Waters is definitely right about the politics of the book—the book is basically a meditation on the threats to stable farming communities in the aftermath of World War II, the rise of youth culture, socialism, etc. As an historian, I have to say that Tey does a remarkable job of conjuring up a particular historical moment. Since we’re giving things away here, I’ll just say that neither Alan nor Sarah Waters noticed the complexity at the end—the Sharpes light out for Canada and Blair follows. So, at precisely the moment when the middle classes seem to have shown they can withstand all this, Tey indicates this way of life may not have much of a future in Britain.
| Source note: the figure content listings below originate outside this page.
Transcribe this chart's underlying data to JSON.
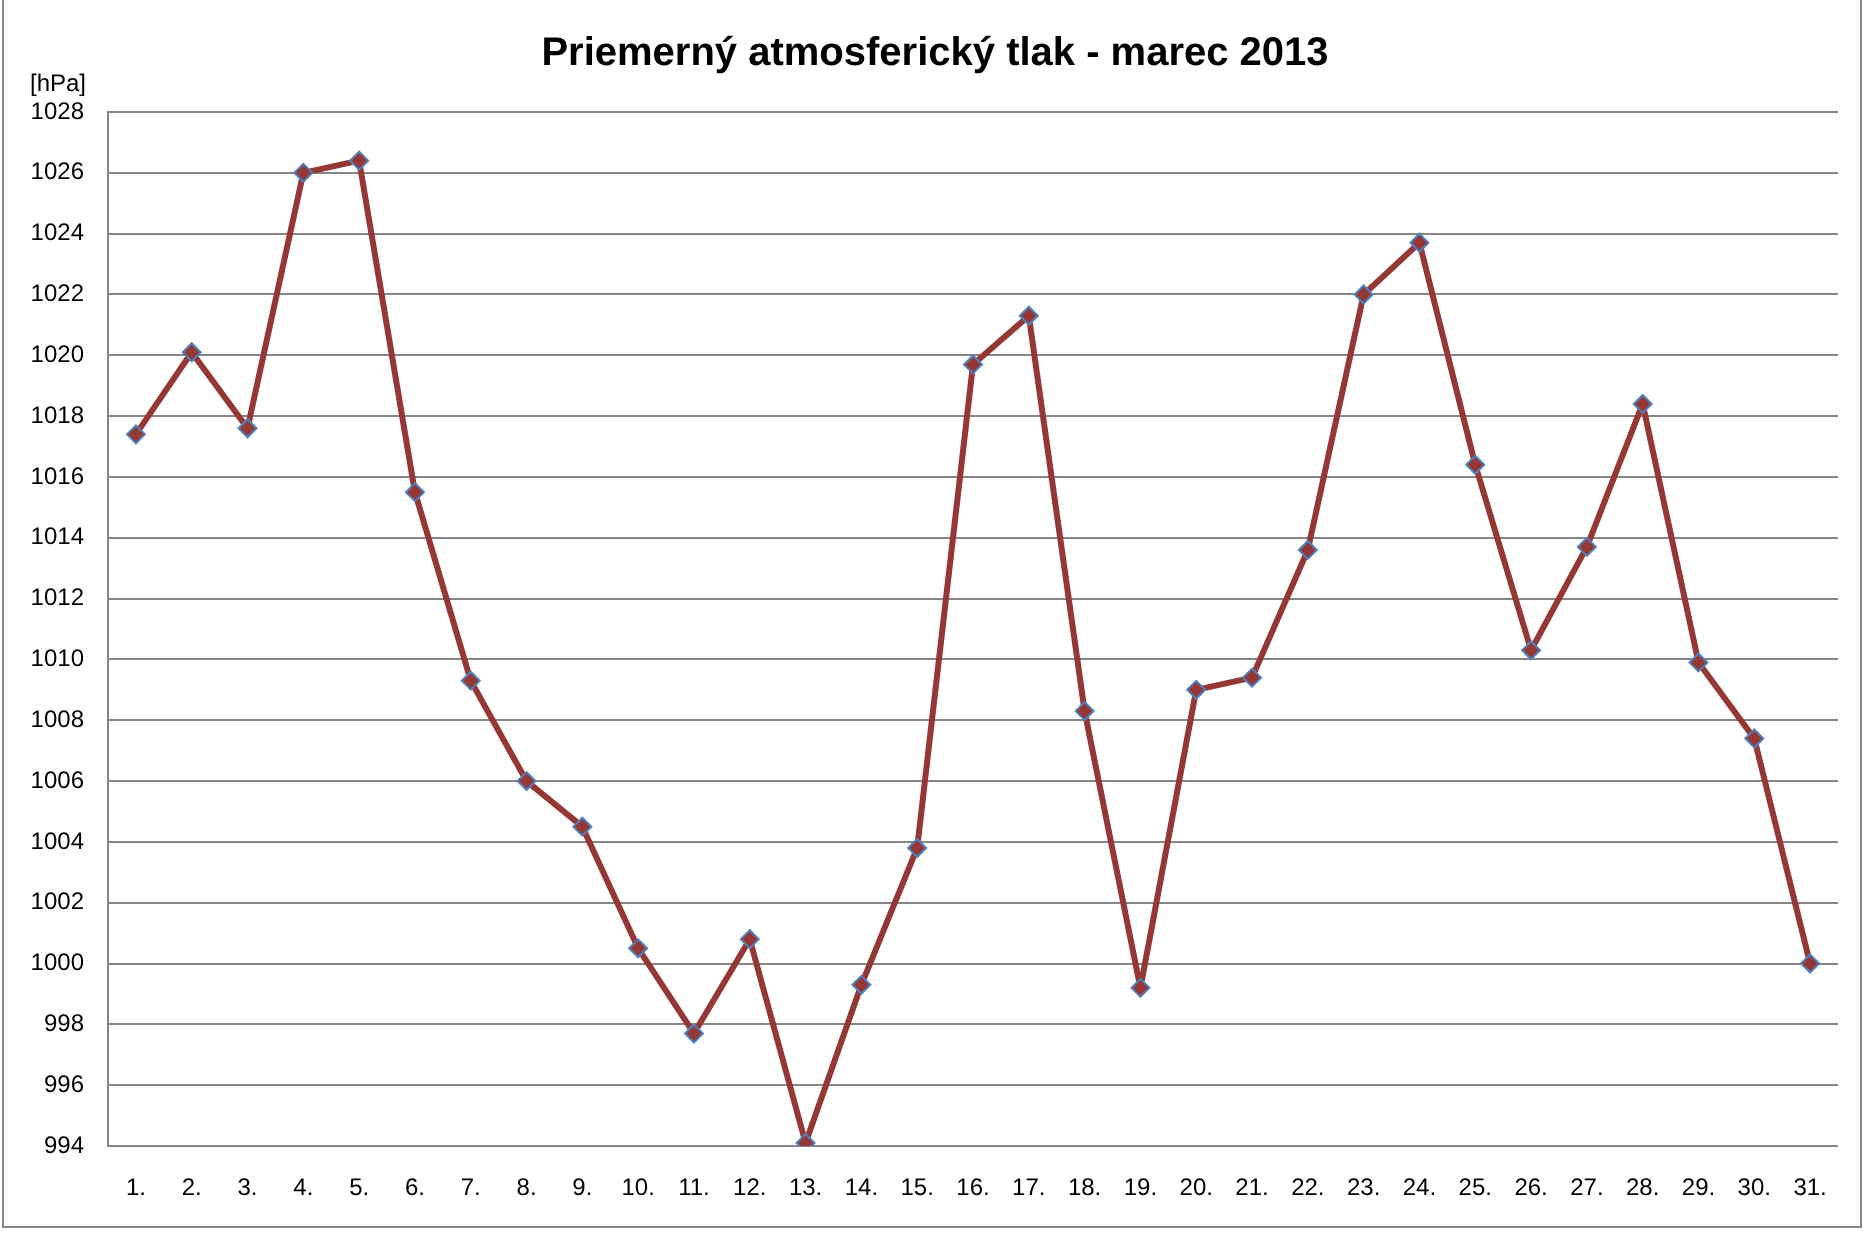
{
  "chart_data": {
    "type": "line",
    "title": "Priemerný atmosferický tlak - marec 2013",
    "ylabel": "[hPa]",
    "categories": [
      "1.",
      "2.",
      "3.",
      "4.",
      "5.",
      "6.",
      "7.",
      "8.",
      "9.",
      "10.",
      "11.",
      "12.",
      "13.",
      "14.",
      "15.",
      "16.",
      "17.",
      "18.",
      "19.",
      "20.",
      "21.",
      "22.",
      "23.",
      "24.",
      "25.",
      "26.",
      "27.",
      "28.",
      "29.",
      "30.",
      "31."
    ],
    "values": [
      1017.4,
      1020.1,
      1017.6,
      1026.0,
      1026.4,
      1015.5,
      1009.3,
      1006.0,
      1004.5,
      1000.5,
      997.7,
      1000.8,
      994.1,
      999.3,
      1003.8,
      1019.7,
      1021.3,
      1008.3,
      999.2,
      1009.0,
      1009.4,
      1013.6,
      1022.0,
      1023.7,
      1016.4,
      1010.3,
      1013.7,
      1018.4,
      1009.9,
      1007.4,
      1000.0
    ],
    "color": "#953735",
    "ylim": [
      994,
      1028
    ],
    "yticks": [
      994,
      996,
      998,
      1000,
      1002,
      1004,
      1006,
      1008,
      1010,
      1012,
      1014,
      1016,
      1018,
      1020,
      1022,
      1024,
      1026,
      1028
    ],
    "grid": "y",
    "legend": false,
    "marker": "diamond",
    "line_style": "solid"
  }
}
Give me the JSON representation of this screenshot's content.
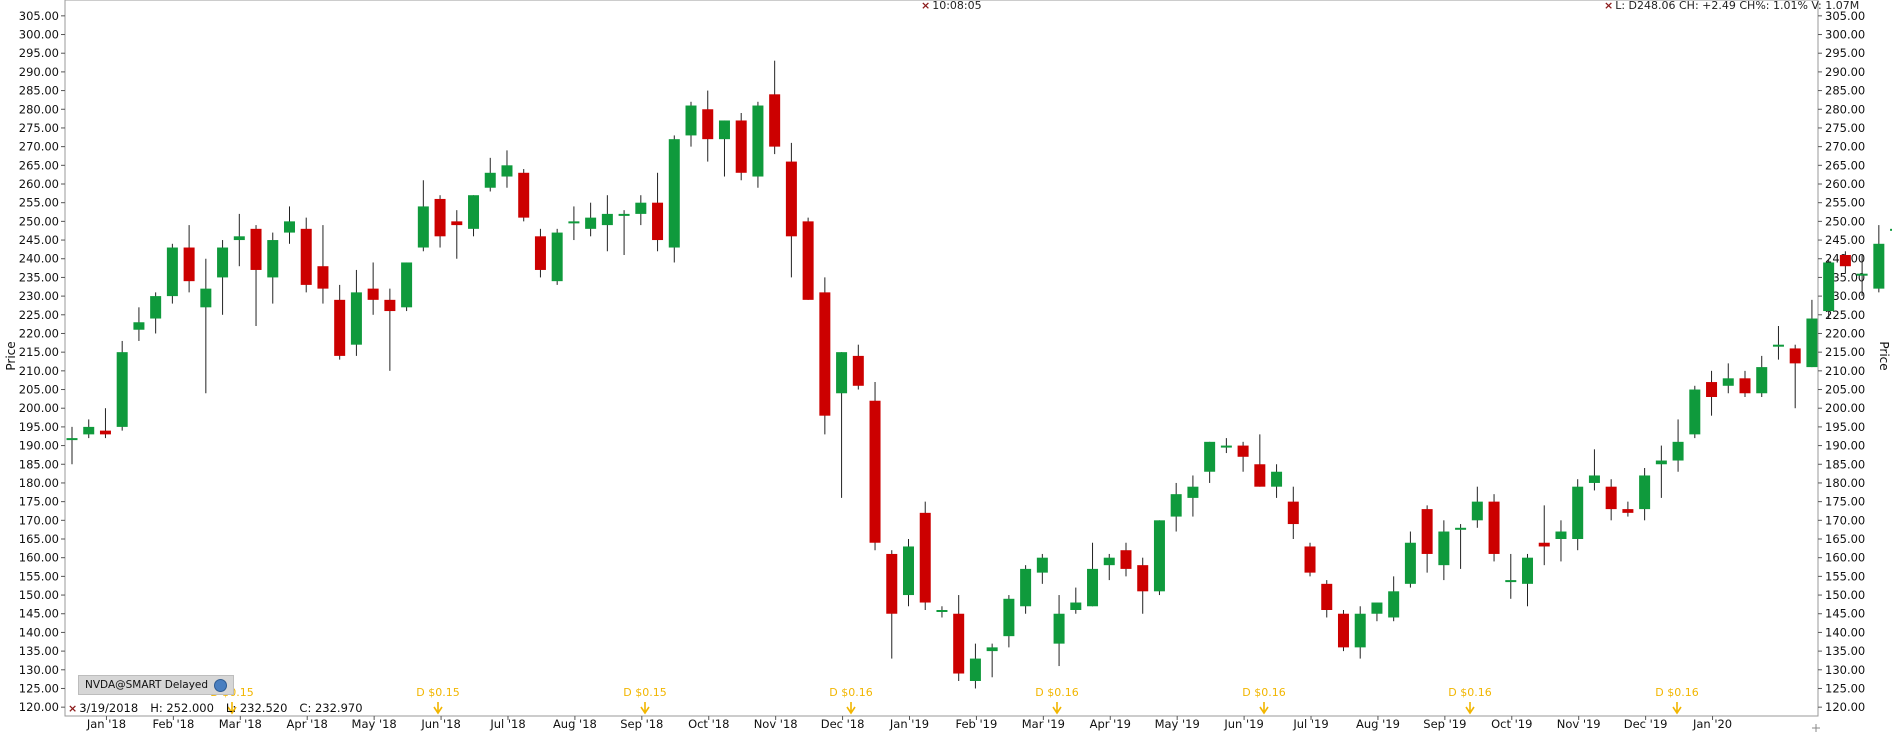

As for Tey’s books, some are better than others. My favorite is “Brat Farrar.”
— Boz · Aug 5, 01:40 PM · #
That reminds me a bit of how I felt after finishing Dorothy Sayers’ Clouds of Witness. I never expected to find a Sayers book so infuriating that I would throw it across the room. SPOILER AHEAD, of course.
It was an okay mystery (Lord Peter is his usual entertaining self), but the resolution involves a member of the aristocracy escaping all the consequences of an extramarital affair with a peasant woman, whose life he endangered because she had a murderously jealous husband. This is portrayed by Sayers as a good thing for everyone concerned. The peasant husband is an absolute caricature, and somehow that’s supposed to make the Duke’s action all right.
— Ethan C. · Aug 5, 05:25 PM · #
Boz: I think it depends on which genre. In the mystery, it’s almost universal for the obvious answer to be held out before us for a long time and then at the end snatched away.
Ethan: Yes — and just as bizarre is another Sayers novel, which shall go nameless, that concludes in this fashion:
WIMSEY: I’ve nabbed you, old man.
CRIMINAL: Yes, I guess you have. But it would be terrible to go to jail, or be executed!
WIMSEY: Well, old boy, you could always do away with yourself, or let someone else kill you.
CRIMINAL: Thanks!
I mean, what the — ?
— Alan Jacobs · Aug 5, 06:10 PM · #
“In the mystery, it’s almost universal for the obvious answer to be held out before us for a long time and then at the end snatched away.”
That’s usually true, but there’s also the Perry Mason-type mystery; no one ever thinks Perry’s client could be guilty.
Not to be PC, but I recall that the book (and some of Tey’s other books as well) contained numerous gratuitous potshots at the Irish and (although she herself was of partially Scottish descent) the Scottish as well. One of the characters on the right side (not the main protagonist) is Irish, but even he is said to have relied on “Celtic charm” rather than heard-headed Anglo-Saxonism.
— James Kabala · Aug 7, 01:04 AM · #
P.S. The Daughter of Time seemed convincing to me at the time, but I don’t think most historians take the arguments in it (which are actually regurgitations of arguments by previous authors rather than original claims) very seriously.
P.P.S. It’s been so long since I read the Sayers novels – which one ended with that “Go and kill yourself” advice?